- Born: 3 August 1955 (age 70) Krasnogorsk, Moscow Oblast, Russian SFSR, USSR
- Citizenship: Hungarian
- Occupations: businessman, sport executive, trader

= Alexey Fedorychev =

Hungarian businessman, sport executive and trader

Alexey Mikhailovich Fedorychev (Alekszej Mihajlovics Fedoricsev; born 3 August 1955, Krasnogorsk, USSR) is businessman, commodity trader (grain, sulphur, fertiliser), he is owner of two sea terminals in Pivdennyi Port (operated by TIS), former owner of the FC Dynamo Moscow and FC Rostov. He is the founder of Fedcominvest and sponsor of AS Monaco Basket.

Fedorychev resides in Monaco and holds a citizenship of Hungary and Uruguay. in 2006 by Forbes magazine it was included in the list of the richest businessmen in Russia, where he held the 100th place with the state of $450 million$.

As of the mid-2000s, Fedorychev's assets included, apart from the Pivdennyi Port terminal, Ust-Donetsky River Port, Astrakhangazprom, Prydniprovsky Chemical Plant fertilisers, transhipment terminals in the Kerch Strait and a fleet of more than 50 sea and river vessels with a cargo turnover of around 4.5 million tonnes of sulphur, 2.3 million tonnes of fertiliser and 1.7 million tonnes of grain in 2004.

== Early life ==

He was born in Krasnogorsk, Moscow Oblast.

In the early 1970s he played for the Zorky Krasnogorsk bandy club. In 1973, while serving in a sports company of the Dzerzhinsky Division, was invited to the backup of the FC Dynamo Moscow, then played for FC Kryvbas Kryvyi Rih.

=== Career ===

In 1987, he left the USSR. Fedorychev was involved in the railway sleeper trade, later became involved in the fertiliser trade and handled Uralkali's foreign trade operations. In December 1994, he registered a company Fedcom in Monaco, specialising in the export of sulphur and fertilisers from the former USSR. In the mid-1990s, the entrepreneur managed to sell sulphur from Astrakhangazprom on international markets. Fedcom has sponsored football clubs in the south of France since the second half of the 1990s. Active sponsorship activities and links to Eastern Europe aroused the suspicions of French law enforcers, but apart from forged passports on one of the firm's employees, no criminal elements were found in the activities; nevertheless, when Fedorychev offered to buy a controlling stake in the AS Monaco FC for €100 million in 2002, Prince Rainier III didn’t give his consent.

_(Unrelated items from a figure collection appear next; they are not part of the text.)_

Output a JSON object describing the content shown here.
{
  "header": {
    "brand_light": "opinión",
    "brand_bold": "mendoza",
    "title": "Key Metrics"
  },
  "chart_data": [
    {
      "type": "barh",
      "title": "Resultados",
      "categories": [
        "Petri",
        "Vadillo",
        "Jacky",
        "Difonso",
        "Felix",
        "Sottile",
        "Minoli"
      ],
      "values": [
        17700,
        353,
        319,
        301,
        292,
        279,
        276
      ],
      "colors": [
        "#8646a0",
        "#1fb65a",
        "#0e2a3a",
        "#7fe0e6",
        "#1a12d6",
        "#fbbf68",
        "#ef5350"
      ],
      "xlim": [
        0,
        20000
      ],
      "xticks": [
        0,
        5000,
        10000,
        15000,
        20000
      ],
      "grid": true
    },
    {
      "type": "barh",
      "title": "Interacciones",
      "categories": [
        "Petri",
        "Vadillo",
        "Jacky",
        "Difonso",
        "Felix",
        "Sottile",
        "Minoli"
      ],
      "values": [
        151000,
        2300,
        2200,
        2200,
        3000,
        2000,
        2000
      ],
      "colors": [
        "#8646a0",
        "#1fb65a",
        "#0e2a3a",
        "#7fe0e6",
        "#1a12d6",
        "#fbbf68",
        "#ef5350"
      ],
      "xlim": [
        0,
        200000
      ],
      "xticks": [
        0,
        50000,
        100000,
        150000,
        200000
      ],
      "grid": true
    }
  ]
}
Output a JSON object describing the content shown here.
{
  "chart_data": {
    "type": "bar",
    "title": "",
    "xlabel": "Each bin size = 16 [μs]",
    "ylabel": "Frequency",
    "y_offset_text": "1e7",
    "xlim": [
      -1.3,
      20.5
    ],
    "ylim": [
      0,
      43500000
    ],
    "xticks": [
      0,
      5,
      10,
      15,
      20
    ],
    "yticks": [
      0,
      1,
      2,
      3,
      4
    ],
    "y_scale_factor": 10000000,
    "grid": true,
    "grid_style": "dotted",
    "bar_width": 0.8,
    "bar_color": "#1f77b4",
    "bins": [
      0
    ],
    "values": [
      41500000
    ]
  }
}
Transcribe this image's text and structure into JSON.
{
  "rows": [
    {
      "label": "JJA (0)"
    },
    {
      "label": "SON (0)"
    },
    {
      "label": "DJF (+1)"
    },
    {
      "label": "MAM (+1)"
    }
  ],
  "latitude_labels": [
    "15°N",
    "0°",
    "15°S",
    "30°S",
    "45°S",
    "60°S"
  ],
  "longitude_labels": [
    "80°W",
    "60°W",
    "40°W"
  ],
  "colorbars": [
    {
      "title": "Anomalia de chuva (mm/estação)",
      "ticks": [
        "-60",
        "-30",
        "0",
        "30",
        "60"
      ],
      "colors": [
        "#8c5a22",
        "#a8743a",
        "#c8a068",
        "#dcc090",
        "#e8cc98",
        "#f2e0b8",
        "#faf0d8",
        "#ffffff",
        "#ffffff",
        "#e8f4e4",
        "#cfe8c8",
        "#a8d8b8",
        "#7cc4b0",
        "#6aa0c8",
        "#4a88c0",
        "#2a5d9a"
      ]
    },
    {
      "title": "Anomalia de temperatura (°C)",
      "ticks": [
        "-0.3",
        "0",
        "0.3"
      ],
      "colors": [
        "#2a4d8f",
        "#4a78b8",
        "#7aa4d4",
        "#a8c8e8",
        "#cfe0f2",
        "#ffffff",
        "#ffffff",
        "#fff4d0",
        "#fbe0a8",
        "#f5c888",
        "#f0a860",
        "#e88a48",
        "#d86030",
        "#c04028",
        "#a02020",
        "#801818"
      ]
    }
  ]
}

In the mid-2000s, he invested in a large agricultural holding in the Orel Oblast.

Between 2004 and 2007, Fedorychev's structures owned a controlling stake in FC Dynamo Moscow. Immediately after joining the team, Fedorychev began investing money in it: In the 2005 season the investment amounted to around $100 million, thanks to which the club bought or leased Portuguese players Maniche, Costinha, Nuno Espírito Santo, Nuno Frechaut, Jorge Ribeiro, Cícero Semedo, Luís Loureiro, Almami Moreira, Danny; Brazilians players Tiago Silva, Derlei, Jean, Jorge Luiz; Greek player Giourkas Seitaridis; Peruvian player Andres Mendoza and invited Brazilian coach Ivo Wortmann. There were also plans to build a new stadium and renovate the base in Novogorsk. However, two years after acquiring FC Dynamo Moscow, the entrepreneur lost interest in it. There were plans to buy the land in Petrovsky Park, which belonged to the club, but they failed to do so. The team incurred multi-million dollar debts and Fedorychev sold the club.

In January 2022, he became President of the AS Monaco Basket.

=== Personal life ===

Fedorychev is married to Ulyana Tseytlina, a model who shot for the Russian edition of Vogue magazine in the 1990s. He has two sons Savva and Mikhail Fedorychev.